By March 26, 2011No Comments

While Nigel has you thinking about how you govern your agile projects I want you to spend some time thinking about a man by the name of Melvin Conway.  In 1968 he made this observation:

“…organizations which design systems … are constrained to produce designs which are copies of the communication structures of these organizations.”

I often paraphrase this as:

“Your system’s architecture will match your org chart”

Even with the flattest, non-hierarchical org structure the way you organise your teams, even the way they are physically situated leaves a lasting finger print on any technology platforms you build.  If you have three teams which are fairly autonomously building a large system, don’t be surprised to find three different applications communicating via a series of APIs.  If you have a geographically distributed team, expect to find highly modularised systems with lots of code focused on decoupling.  If you have a large monolithic development team you’ll find a large monolithic application.
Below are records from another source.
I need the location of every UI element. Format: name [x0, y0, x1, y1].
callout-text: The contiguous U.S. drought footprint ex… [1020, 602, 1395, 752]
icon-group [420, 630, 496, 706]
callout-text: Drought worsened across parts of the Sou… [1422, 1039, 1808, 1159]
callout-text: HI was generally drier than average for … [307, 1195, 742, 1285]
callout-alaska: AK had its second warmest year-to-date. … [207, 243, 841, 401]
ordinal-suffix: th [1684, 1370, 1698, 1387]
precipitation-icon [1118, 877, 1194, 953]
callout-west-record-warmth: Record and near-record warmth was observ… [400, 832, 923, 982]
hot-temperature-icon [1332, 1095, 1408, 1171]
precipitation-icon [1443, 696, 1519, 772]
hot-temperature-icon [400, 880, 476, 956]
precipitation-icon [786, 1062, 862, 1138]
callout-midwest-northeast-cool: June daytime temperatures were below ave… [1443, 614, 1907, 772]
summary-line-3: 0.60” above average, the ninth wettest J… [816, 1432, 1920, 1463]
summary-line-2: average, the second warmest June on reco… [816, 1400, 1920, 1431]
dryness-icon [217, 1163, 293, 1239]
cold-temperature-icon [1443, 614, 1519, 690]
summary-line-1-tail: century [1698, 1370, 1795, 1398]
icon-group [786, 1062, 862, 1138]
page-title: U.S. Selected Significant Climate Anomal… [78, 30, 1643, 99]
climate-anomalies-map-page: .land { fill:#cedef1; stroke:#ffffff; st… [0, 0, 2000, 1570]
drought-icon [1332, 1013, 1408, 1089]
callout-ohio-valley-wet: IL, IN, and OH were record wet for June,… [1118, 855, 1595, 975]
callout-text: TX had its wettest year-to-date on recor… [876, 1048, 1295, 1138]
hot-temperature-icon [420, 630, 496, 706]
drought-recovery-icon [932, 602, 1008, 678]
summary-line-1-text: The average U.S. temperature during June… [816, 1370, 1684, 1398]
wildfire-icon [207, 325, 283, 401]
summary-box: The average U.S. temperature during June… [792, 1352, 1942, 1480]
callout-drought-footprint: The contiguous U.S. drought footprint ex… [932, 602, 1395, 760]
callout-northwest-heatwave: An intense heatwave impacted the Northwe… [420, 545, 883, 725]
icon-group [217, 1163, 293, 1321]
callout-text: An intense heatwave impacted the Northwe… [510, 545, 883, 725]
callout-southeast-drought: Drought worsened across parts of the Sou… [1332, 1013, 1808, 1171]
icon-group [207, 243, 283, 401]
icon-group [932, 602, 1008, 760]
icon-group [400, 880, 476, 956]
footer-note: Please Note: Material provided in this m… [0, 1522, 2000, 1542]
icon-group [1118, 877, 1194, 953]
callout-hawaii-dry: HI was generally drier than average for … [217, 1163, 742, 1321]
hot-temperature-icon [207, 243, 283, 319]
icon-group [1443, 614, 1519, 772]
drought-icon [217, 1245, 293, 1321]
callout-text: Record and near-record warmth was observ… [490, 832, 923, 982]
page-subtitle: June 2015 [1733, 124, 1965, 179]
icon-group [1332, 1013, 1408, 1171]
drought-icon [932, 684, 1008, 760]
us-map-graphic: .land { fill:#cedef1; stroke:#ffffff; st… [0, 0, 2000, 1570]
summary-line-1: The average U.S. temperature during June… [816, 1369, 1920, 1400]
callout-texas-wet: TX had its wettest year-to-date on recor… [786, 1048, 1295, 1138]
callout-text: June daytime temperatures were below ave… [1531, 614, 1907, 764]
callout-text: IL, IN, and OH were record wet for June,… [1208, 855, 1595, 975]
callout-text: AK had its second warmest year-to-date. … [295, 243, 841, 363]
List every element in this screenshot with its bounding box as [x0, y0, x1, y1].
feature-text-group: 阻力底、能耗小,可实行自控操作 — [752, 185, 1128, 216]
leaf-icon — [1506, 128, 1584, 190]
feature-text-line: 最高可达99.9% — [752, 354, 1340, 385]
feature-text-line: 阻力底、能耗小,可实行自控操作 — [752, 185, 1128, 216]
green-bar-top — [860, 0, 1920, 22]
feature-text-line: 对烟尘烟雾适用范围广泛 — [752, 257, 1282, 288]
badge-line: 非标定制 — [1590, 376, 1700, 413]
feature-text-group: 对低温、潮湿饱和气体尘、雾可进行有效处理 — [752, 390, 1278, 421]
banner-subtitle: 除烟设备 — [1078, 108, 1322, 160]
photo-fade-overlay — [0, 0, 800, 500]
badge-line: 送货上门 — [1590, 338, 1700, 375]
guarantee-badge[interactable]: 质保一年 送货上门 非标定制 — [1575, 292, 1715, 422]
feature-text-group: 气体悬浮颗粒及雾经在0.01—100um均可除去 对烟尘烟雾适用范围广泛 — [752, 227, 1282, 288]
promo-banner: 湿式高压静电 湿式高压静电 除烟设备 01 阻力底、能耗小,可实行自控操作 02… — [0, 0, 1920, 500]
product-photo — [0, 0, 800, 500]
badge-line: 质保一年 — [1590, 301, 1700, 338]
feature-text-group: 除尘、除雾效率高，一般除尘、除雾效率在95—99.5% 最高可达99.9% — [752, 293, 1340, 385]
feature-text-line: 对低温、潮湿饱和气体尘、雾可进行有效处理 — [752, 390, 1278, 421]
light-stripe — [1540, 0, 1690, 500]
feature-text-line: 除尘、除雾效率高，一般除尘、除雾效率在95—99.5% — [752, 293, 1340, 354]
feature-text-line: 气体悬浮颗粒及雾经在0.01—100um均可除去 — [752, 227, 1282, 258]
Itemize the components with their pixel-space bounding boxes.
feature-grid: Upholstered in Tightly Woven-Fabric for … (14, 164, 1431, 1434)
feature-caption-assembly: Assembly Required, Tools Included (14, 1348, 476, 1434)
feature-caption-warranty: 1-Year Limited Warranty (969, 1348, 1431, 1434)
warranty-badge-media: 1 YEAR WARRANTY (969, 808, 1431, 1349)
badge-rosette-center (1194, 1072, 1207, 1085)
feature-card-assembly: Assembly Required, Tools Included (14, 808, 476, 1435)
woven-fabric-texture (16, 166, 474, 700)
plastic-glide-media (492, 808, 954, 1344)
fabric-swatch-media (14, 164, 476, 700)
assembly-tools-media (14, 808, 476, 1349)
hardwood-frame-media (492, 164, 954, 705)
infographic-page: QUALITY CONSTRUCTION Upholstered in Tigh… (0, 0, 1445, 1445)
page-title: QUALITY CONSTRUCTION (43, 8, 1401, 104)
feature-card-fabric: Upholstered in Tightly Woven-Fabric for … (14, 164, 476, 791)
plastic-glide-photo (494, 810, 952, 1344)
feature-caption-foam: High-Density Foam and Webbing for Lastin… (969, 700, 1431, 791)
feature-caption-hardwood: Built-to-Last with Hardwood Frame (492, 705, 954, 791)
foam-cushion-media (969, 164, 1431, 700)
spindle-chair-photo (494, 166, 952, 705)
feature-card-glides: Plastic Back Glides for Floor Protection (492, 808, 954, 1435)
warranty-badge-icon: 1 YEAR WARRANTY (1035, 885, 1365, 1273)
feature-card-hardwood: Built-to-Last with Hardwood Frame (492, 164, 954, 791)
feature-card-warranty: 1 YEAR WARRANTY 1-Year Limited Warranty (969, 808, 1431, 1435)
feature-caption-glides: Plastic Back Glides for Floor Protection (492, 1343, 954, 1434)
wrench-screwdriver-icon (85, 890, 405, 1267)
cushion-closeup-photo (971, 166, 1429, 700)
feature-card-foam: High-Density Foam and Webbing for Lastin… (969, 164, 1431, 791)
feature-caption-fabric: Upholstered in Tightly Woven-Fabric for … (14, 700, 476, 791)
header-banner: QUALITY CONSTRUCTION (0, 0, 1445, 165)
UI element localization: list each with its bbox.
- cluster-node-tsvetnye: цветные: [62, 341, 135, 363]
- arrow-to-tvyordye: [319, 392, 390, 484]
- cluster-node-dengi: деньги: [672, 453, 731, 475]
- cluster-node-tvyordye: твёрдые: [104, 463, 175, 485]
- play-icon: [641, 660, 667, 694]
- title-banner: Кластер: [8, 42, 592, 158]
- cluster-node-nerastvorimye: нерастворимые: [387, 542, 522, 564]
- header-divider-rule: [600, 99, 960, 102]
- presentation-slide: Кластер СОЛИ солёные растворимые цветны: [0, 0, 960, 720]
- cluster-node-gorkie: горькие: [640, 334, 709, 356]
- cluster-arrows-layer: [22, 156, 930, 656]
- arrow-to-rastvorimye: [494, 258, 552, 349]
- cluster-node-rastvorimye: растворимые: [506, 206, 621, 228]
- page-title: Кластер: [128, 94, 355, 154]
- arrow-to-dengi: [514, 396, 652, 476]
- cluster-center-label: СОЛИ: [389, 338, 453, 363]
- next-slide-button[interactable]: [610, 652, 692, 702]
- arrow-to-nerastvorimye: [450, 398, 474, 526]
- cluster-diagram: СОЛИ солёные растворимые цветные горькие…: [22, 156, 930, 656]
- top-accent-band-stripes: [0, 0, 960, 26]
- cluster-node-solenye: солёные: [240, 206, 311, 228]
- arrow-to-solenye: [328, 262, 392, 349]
This is especially true of agile projects where decisions about your platforms are not taken by a command and control style group of enterprise architects but instead handed to the builders of individual components.  Often when talking about org design I hear something along the lines of this … “There is no perfect org structure, so this one will do” … while I think the first part is true, take a moment to think if the org structure is going to breed a sustainable platform architecture before you decide if it will do.

“Any darn fool can make something complex; it takes a genius to make something simple.” – Albert Einstein.